Tuesday, June 23, 2009

The Future of Learning

The other day, I stumbled across an article by John Seely Brown and Richard P. Adler titled "Minds on Fire: Open Education, the Long Tail, and Learning 2.0". I couldn't help but noticed how the article outlines the future of learning by speaking about several effective approaches that CoachingOurselves currently employs.

It talks about how Web 2.0 technologies have paved the way for new styles of learning. Since our current educational institutions will soon not be able to sustain the growing population and growing demand for higher education, we need to find new ways to educate ourselves and each other. They say "social learning is based on the premise that our understanding of content is socially constructed through conversations about that content and through grounded interactions, especially with others, around problems or actions." CoachingOurselves utilizes social learning through its self-directed peer learning groups. These groups then work together to coach themselves through conversations about their own "management happenings". This approach is highly effective, as enforced by a study by Richard J. Light of the Harvard Graduate School of Education that determined "one of the strongest determinants of students’ success in higher education—more important than the details of their instructors’ teaching styles—was their ability to form or participate in small study groups." The social view of learning promotes participation and collaboration. "Students who studied in groups, even only once a week, were more engaged in their studies, were better prepared for class, and learned significantly more than students who worked on their own." It is easier to obtain and remember information through natural conversation because we have become involved and engaged in the discussion.

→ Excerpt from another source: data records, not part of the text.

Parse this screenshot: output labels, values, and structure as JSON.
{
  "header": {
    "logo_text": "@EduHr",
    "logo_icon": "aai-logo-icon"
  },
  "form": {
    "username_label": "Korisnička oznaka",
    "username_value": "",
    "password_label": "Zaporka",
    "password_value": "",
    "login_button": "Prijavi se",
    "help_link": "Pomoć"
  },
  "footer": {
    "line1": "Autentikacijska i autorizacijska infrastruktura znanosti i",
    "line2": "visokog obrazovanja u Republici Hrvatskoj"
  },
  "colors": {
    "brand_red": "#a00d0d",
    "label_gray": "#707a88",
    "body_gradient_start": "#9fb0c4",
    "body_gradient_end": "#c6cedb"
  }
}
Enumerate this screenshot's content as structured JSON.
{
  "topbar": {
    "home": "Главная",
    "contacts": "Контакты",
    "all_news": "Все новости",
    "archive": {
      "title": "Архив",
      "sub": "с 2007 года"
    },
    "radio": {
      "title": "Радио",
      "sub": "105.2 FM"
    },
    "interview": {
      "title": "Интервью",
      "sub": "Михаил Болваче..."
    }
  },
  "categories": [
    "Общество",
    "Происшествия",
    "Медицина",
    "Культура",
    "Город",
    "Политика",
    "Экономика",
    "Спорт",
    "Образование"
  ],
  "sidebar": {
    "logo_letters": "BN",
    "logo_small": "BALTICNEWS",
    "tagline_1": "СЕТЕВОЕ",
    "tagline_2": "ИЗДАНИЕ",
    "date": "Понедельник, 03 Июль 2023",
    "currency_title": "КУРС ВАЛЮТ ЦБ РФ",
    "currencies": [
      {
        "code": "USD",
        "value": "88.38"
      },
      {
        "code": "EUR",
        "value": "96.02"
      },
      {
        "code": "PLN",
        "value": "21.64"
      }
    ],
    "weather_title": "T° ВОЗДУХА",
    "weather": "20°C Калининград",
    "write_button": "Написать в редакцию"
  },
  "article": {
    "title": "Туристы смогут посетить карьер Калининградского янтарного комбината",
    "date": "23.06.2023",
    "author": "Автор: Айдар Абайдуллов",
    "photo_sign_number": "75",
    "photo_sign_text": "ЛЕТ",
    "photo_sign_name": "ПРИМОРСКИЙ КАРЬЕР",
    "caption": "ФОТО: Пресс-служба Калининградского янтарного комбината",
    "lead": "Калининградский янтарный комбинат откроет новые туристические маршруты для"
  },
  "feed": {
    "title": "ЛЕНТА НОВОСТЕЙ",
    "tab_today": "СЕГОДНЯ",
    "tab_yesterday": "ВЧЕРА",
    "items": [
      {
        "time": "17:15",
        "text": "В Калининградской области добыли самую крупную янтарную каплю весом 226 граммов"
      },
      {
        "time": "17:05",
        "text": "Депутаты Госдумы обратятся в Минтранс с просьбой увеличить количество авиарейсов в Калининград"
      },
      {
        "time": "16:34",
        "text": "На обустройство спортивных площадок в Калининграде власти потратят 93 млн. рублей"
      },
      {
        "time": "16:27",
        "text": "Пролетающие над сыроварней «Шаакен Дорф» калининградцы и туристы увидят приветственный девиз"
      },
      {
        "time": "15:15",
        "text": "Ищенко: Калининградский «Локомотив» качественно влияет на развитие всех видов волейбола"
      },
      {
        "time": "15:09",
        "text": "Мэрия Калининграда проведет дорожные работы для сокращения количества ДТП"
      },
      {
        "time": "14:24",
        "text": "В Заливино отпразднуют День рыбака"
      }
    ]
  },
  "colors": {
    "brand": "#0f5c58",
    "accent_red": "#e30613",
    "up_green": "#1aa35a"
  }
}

The second aspect of social learning is "learning to be", which comes after "learning about" through group collaboration, involves fully participating in a particular field in order to put your new-found insights to action. In a typical CoachingOurselves program, participants are directed to put to practice in everyday life the new knowledge they have gained from the group. At the next meeting, the groups will discuss their experiences and outcomes from the week before. This brings us to demand-pull learning, which "shifts the focus to enabling participation in flows of action, where the focus is both on “learning to be” through enculturation into a practice as well as on collateral learning." "Demand-pull" learning is more effective than traditional "supply-push" learning because new knowledge flows as a result of our own passion and interest, rather than the knowledge of our professors and teachers being passed down as a result of their own interests.

This all brings us back to Web 2.0 technologies and how they will make "learning about" and "learning to be" more possible for more individuals around the world. We can continue to demand knowledge throughout our careers, participating in communities of practice (CoP) and self-directed peer learning groups to educate ourselves in order to create "a twenty-first century, global culture of learning".